Foundation: Bluesky wants to build an open and decentralized standard for social media. Social media power resides in the control of wallgarden identities and its connections. If we want to see power diffused here, we need stable standards everyone can trust at the foundation: identity and connections.

Surface: Most social networks have a content wedge. Sure, Facebook and Twitter support video, but Youtube and Tinktok rule it. Different content types yield different networks because different talent and interests are attracted to different formats. Clubhouse created a new type of format - drop-in audio chat. The content types and it’s containers - Rooms - bring a specific type of creator and a unique audience. In doing so, Clubhouse is diffusing power in social networks.

Creative tools

Foundation: A ton of creative tools are native desktop apps, that need the computational power and low latency of the edge to get things done. The creation, maintenance and distribution of these software is expensive, and so power concentrates in a few companies. WEBGL is a key component in rendering graphics on the browser (the browser in turn is one of the greatest power diffusers in technology). The better an open standard like WEBGL gets, the more surprising things can be built without the permission of those in power

Surface: Figma is the harbinger of surprising apps built on WEBGL. A decade ago, It would have been impossible to imagine Photoshop on the web, now all sorts of surprising new things are possible because WEBGL has improved dramatically ( also, paired with the improvements in WEBRTC, real time collaboration becomes possible) .

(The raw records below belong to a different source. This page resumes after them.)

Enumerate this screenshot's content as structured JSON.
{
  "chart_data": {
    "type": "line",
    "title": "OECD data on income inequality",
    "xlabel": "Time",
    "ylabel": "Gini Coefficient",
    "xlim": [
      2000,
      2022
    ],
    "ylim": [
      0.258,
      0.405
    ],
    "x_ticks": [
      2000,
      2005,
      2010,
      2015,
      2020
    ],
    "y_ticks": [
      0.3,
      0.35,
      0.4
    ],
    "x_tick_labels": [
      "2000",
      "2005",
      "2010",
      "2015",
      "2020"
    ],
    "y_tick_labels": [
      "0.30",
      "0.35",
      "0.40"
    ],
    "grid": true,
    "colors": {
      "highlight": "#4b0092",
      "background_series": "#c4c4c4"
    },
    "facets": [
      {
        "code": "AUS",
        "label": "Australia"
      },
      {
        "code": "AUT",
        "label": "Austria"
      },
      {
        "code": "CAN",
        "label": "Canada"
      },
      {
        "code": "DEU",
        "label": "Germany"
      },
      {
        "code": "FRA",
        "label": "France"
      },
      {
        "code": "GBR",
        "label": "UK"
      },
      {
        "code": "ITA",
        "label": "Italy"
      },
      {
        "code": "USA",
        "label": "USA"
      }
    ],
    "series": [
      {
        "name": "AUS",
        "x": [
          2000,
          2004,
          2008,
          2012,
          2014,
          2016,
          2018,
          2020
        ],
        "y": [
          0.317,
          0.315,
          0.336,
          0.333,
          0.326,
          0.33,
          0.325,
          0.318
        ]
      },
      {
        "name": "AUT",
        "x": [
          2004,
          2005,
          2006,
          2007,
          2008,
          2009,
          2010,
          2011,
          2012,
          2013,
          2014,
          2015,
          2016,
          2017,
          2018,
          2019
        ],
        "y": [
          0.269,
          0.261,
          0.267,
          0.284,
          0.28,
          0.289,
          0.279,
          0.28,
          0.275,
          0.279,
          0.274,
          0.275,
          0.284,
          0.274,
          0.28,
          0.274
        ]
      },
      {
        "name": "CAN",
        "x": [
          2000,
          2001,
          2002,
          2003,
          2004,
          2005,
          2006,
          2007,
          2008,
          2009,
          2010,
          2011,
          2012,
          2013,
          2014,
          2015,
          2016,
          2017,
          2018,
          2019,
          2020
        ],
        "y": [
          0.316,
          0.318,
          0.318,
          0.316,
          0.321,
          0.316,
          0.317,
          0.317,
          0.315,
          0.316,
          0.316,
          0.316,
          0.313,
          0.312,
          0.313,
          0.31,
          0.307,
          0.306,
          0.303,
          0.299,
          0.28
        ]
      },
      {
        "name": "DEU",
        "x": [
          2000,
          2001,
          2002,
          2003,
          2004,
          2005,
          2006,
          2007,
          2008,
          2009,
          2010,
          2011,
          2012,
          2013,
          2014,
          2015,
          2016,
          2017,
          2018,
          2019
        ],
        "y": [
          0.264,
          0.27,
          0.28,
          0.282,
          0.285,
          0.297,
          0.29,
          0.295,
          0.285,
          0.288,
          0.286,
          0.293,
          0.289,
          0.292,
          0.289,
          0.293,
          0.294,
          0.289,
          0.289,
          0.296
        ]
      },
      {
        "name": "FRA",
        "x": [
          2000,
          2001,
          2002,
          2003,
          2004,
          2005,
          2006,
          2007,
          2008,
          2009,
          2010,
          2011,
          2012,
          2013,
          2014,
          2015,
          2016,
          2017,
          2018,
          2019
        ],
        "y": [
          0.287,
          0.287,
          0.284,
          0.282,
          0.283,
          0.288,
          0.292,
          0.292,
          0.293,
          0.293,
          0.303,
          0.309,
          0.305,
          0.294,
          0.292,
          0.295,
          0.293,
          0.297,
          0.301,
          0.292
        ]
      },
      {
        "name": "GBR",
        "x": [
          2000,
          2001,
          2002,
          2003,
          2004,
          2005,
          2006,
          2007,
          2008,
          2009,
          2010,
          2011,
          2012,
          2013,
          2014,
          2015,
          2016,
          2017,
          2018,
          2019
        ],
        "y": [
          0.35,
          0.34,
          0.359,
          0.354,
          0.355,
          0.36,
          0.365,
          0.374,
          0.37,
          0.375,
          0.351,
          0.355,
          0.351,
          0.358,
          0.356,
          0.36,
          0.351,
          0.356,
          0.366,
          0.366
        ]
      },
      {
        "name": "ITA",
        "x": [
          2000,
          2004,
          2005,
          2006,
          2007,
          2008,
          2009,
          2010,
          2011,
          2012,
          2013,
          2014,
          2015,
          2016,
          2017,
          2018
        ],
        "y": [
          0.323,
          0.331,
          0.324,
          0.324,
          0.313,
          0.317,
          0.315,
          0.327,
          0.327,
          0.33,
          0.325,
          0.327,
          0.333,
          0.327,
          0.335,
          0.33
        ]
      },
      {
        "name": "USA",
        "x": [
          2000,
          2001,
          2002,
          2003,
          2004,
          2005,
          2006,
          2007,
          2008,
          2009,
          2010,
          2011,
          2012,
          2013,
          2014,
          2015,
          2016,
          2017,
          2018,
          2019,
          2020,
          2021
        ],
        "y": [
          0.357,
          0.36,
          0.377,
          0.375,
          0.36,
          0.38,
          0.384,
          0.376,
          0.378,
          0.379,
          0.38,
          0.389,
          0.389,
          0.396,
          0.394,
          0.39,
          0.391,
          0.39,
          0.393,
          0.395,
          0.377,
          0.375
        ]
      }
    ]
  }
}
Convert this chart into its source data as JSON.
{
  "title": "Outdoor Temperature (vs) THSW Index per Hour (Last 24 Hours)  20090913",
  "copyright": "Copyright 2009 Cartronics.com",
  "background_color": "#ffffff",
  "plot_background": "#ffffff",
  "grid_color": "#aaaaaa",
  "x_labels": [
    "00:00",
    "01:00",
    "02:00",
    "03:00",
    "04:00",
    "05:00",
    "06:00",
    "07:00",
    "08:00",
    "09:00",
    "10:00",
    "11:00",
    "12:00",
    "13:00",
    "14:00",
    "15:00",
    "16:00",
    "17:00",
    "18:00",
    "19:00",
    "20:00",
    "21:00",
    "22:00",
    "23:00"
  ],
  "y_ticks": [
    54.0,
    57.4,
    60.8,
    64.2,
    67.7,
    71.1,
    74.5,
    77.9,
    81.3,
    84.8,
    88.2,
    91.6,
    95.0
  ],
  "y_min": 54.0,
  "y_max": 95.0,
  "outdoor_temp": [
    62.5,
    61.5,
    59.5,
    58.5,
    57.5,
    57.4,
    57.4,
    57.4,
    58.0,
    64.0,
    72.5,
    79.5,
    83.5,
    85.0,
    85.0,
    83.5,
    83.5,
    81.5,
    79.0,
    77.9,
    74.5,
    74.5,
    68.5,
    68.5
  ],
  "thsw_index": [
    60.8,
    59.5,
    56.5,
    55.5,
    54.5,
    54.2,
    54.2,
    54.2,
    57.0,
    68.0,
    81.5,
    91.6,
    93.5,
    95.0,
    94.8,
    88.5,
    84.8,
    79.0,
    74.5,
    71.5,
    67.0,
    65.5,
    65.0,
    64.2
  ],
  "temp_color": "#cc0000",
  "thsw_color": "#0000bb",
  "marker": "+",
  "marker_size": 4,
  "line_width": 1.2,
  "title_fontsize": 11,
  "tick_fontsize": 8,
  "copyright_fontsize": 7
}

It is also interesting to think of new powerful platforms disrupting older ones. An example: digital audio workstations are desktop bound and expert tailored; things like Bounce can use the app store, which competes with the desktop, to make DAWs more accessible in surprising and cool ways.


These are just a few which are already happening.

There are many new frontiers opening up for power diffusion: new charter cities to compete with old ones, new voting mechanism like quadratic voting to better reflect the preferences of individual in collective decisions, more radical market solutions to property (I like Weyl’s idea of having houses in an open market, priced by the owner to minimize tax but also to minimize odds of having someone else buy the house From her!). I even think of brain-computer interfaces as a power diffusion technology, in that it can counterbalance the growing power of AI systems.


Stuart Kaufman has a beautiful way of thinking about the edge of chaos. For him the context is biology, but I believe it applies to power as well: “Matter has managed to evolve as best it can. And we are at home in the universe. It’s not Panglossian, because there’s a lot of pain. You can go extinct, or broke. But here we are on the edge of chaos because that’s where, on average, we all do the best”

At times when the alternatives seem to be the conservation of power structures or their complete destruction, I think finding creative ways to diffuse power is an important, interesting, and profitable endeavor.